Background: Quantitative measurements to help detect incipient or latent lymphedema in patients at risk for breast cancer treatment-related lymphedema (BCRL) are potentially useful supplements to clinical assessments. Suitable measurements for routine use include arm volumes, arm bioimpedance, and local tissue water (LTW) determined from the tissue dielectric constant (TDC). Because BCRL initially develops in skin and subcutis, measures that include whole arms may not be optimally sensitive for detecting the earliest changes. Thus, there is also a need for a local measurement in which tissues most likely to demonstrate early lymphedematous changes can be more selectively assessed. The TDC method satisfies this criterion. Our goal was to use this method to compare arm-to-arm differences in LTW within and among women grouped as healthy normal (HN), diagnosed with breast cancer (BC), but prior to surgery and established unilateral lymphedema (LE).

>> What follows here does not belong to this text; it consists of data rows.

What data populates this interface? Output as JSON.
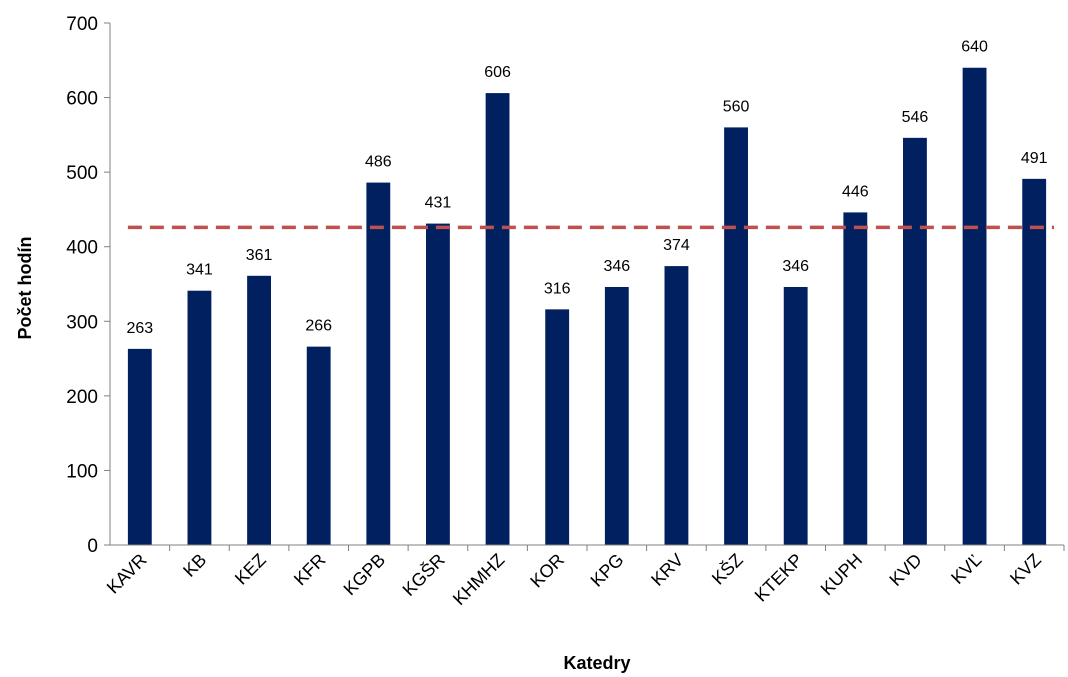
{
  "chart_data": {
    "type": "bar",
    "title": "",
    "xlabel": "Katedry",
    "ylabel": "Počet hodín",
    "ylim": [
      0,
      700
    ],
    "yticks": [
      0,
      100,
      200,
      300,
      400,
      500,
      600,
      700
    ],
    "grid": false,
    "legend": "none",
    "categories": [
      "KAVR",
      "KB",
      "KEZ",
      "KFR",
      "KGPB",
      "KGŠR",
      "KHMHZ",
      "KOR",
      "KPG",
      "KRV",
      "KŠZ",
      "KTEKP",
      "KUPH",
      "KVD",
      "KVĽ",
      "KVZ"
    ],
    "values": [
      263,
      341,
      361,
      266,
      486,
      431,
      606,
      316,
      346,
      374,
      560,
      346,
      446,
      546,
      640,
      491
    ],
    "reference_line": {
      "value": 426,
      "style": "dashed",
      "color": "#C0504D"
    },
    "bar_color": "#002060"
  }
}
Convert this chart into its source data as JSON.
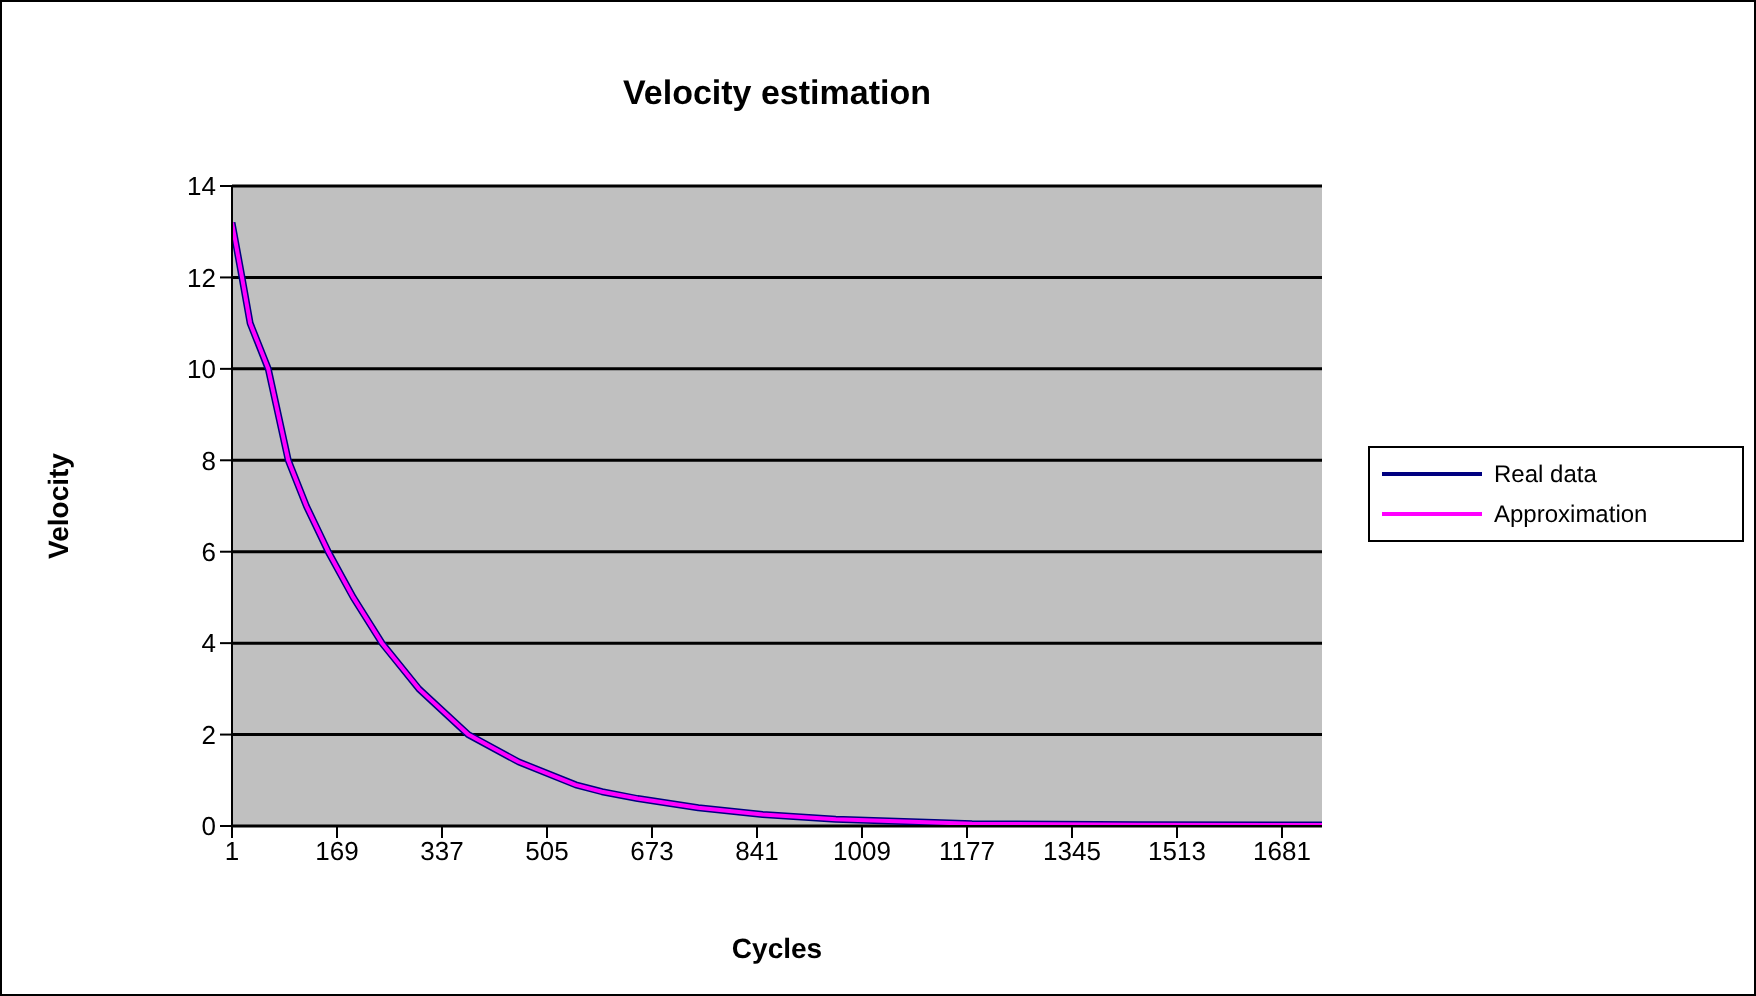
{
  "chart_data": {
    "type": "line",
    "title": "Velocity estimation",
    "xlabel": "Cycles",
    "ylabel": "Velocity",
    "x": [
      1,
      17,
      30,
      59,
      91,
      120,
      155,
      195,
      241,
      300,
      379,
      460,
      551,
      593,
      650,
      747,
      850,
      967,
      1185,
      1450,
      1745
    ],
    "series": [
      {
        "name": "Real data",
        "color": "#000080",
        "values": [
          13.2,
          12,
          11,
          10,
          8,
          7,
          6,
          5,
          4,
          3,
          2,
          1.4,
          0.9,
          0.75,
          0.6,
          0.4,
          0.25,
          0.15,
          0.05,
          0.03,
          0.02
        ]
      },
      {
        "name": "Approximation",
        "color": "#ff00ff",
        "values": [
          13.2,
          12,
          11,
          10,
          8,
          7,
          6,
          5,
          4,
          3,
          2,
          1.4,
          0.9,
          0.75,
          0.6,
          0.4,
          0.25,
          0.15,
          0.05,
          0.03,
          0.02
        ]
      }
    ],
    "xlim": [
      1,
      1745
    ],
    "xticks": [
      1,
      169,
      337,
      505,
      673,
      841,
      1009,
      1177,
      1345,
      1513,
      1681
    ],
    "ylim": [
      0,
      14
    ],
    "yticks": [
      0,
      2,
      4,
      6,
      8,
      10,
      12,
      14
    ],
    "grid": "y",
    "legend": "right",
    "marker": "none",
    "line_style": "solid"
  }
}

Methods and results: LTW was determined on both anterior forearms to a measurement depth of 2.5 mm in 30 women of each group. TDC arm ratios were determined as dominant/nondominant for HN and BC, at-risk/contralateral for BC, and lymphedematous/contralateral for LE. Results showed that TDC values for all arms except lymphedematous arms were very similar and insignificantly different with values among arms (mean +/- SD) ranging from 24.9 +/- 3.8 to 25.7 +/- 3.8. Arm ratios did not differ between HC and BC whereas dominant/non-dominant arm ratios for HN and BC separately and combined (1.006 +/- 0.085) were significantly less than the lymphedematous/contralateral ratio of the LE group (1.583 +/- 0.292).

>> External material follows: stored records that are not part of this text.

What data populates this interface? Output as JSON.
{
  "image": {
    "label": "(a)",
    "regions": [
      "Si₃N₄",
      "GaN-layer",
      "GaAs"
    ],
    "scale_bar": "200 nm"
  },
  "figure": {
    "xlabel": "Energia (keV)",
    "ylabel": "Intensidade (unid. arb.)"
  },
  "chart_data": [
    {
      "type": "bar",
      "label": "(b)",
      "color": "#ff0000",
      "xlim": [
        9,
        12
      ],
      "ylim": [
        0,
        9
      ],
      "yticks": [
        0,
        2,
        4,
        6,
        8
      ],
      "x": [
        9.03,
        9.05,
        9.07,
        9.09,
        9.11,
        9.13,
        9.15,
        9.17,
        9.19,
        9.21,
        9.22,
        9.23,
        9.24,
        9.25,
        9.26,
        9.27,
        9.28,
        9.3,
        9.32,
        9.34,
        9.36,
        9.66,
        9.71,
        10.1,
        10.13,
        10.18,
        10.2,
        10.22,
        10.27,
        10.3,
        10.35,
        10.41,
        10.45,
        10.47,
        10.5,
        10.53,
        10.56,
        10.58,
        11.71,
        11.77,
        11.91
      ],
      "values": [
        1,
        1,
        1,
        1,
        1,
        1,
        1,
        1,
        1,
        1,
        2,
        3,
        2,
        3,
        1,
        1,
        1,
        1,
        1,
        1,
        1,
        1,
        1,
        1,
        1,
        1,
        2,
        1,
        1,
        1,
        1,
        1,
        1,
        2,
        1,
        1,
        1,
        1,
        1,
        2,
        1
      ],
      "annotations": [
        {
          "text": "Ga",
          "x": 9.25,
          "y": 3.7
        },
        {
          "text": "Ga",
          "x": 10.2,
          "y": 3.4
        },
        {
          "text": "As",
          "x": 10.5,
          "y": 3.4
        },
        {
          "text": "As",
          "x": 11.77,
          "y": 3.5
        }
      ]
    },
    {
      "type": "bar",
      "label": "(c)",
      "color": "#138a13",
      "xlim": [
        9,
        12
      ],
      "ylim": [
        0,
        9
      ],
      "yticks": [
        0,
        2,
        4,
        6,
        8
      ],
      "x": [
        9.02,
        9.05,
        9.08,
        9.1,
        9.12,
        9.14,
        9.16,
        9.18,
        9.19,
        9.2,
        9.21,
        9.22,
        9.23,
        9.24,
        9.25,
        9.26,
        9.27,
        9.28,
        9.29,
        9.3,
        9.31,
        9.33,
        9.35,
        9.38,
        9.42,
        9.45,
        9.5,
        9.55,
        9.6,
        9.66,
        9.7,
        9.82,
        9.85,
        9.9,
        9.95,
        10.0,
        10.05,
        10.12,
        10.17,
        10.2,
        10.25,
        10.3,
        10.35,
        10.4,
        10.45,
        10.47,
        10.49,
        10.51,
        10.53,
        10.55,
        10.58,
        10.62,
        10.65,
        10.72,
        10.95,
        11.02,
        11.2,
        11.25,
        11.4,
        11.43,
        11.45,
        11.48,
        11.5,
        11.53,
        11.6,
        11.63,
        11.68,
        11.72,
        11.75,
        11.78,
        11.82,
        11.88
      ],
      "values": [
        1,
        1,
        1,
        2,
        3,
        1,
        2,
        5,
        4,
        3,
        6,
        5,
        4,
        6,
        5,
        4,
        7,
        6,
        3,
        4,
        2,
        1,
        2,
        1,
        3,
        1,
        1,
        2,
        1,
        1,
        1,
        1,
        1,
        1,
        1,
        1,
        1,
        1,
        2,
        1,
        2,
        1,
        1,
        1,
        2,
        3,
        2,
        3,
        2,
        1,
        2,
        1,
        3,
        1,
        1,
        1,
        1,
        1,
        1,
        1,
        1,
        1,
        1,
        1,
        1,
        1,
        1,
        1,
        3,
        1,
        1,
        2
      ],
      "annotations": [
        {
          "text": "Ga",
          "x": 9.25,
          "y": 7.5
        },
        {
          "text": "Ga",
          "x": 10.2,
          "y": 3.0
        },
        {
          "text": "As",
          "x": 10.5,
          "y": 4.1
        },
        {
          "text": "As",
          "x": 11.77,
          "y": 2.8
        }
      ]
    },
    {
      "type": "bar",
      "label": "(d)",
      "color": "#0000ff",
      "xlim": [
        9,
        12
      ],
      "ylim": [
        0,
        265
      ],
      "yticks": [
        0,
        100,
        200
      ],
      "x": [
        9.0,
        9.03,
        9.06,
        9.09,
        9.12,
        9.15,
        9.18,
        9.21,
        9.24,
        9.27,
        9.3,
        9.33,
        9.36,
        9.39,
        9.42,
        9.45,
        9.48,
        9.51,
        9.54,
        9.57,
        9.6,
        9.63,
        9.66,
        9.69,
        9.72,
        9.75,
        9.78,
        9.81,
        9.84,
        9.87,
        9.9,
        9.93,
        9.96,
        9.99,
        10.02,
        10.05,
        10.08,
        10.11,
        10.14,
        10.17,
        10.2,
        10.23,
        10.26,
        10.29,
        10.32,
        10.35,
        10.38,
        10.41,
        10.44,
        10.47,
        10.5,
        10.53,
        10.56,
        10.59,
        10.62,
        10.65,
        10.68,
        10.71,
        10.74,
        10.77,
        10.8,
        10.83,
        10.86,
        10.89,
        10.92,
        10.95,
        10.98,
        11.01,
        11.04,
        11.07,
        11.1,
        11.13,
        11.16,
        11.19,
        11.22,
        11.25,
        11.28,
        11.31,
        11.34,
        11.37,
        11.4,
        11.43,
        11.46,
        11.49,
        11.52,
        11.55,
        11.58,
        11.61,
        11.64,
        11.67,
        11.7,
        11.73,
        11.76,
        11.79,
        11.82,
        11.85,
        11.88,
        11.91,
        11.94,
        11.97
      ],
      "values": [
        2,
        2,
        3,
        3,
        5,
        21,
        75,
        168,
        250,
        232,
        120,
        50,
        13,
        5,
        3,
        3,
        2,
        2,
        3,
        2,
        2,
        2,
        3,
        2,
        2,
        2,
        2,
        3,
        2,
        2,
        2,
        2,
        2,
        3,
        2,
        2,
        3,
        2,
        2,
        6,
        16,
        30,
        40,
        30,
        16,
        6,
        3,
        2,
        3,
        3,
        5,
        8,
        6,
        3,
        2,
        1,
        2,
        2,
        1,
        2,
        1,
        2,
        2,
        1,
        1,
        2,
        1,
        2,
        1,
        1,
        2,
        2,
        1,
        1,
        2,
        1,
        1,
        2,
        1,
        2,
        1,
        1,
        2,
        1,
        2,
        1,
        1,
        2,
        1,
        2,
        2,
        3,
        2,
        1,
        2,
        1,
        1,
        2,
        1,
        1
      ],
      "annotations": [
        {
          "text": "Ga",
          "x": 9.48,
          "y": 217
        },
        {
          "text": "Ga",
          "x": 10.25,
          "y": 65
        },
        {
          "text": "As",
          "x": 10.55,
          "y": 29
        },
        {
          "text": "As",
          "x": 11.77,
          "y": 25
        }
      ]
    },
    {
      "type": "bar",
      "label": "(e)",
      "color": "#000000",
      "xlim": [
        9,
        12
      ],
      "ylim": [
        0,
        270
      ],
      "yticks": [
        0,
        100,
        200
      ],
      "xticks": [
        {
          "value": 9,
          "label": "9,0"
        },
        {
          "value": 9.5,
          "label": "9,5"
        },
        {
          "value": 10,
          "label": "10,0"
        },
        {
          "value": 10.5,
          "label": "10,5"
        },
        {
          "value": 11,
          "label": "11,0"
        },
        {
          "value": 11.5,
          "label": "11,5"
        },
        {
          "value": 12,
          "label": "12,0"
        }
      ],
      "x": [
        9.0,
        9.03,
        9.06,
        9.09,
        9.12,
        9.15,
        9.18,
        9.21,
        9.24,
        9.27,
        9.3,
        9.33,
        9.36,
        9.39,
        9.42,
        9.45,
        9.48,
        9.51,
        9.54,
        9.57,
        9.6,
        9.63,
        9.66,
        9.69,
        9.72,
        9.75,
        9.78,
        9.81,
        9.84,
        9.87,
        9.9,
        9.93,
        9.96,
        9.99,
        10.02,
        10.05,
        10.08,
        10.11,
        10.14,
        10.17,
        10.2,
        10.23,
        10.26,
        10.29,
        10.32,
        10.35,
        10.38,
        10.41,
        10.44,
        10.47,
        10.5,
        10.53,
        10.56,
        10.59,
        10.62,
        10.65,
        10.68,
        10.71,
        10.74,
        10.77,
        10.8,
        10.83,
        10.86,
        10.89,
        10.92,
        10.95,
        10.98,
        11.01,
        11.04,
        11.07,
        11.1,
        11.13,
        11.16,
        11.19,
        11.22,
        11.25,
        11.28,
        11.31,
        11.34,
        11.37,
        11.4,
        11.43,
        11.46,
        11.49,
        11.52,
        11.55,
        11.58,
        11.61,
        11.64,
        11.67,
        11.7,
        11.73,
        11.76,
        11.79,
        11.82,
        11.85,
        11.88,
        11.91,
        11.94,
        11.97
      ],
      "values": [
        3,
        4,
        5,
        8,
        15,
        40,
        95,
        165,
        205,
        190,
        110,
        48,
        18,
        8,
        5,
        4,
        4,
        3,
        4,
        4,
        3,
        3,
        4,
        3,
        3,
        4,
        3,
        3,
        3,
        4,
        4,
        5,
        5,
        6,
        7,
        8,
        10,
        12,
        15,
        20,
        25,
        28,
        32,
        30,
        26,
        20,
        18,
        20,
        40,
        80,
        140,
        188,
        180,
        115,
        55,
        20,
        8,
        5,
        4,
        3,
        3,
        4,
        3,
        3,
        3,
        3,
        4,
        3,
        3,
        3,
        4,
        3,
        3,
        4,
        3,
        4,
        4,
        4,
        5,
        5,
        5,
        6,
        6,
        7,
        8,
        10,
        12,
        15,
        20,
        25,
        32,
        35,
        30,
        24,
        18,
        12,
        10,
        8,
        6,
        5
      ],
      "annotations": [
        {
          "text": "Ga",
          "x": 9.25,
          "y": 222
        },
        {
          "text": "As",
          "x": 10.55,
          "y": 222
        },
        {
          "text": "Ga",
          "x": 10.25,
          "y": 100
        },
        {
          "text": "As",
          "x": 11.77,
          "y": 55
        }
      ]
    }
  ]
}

Conclusions: The findings indicate that LTW of at-risk arms is not affected by breast cancer and that lymphedema does not significantly affect LTW of contralateral arms as measured with the TDC method. Further, based on the standard deviation of measured arm ratios, an at-risk/contralateral TDC ratio of 1.26 is suggested as a possible threshold for detecting preclinical or latent lymphedema.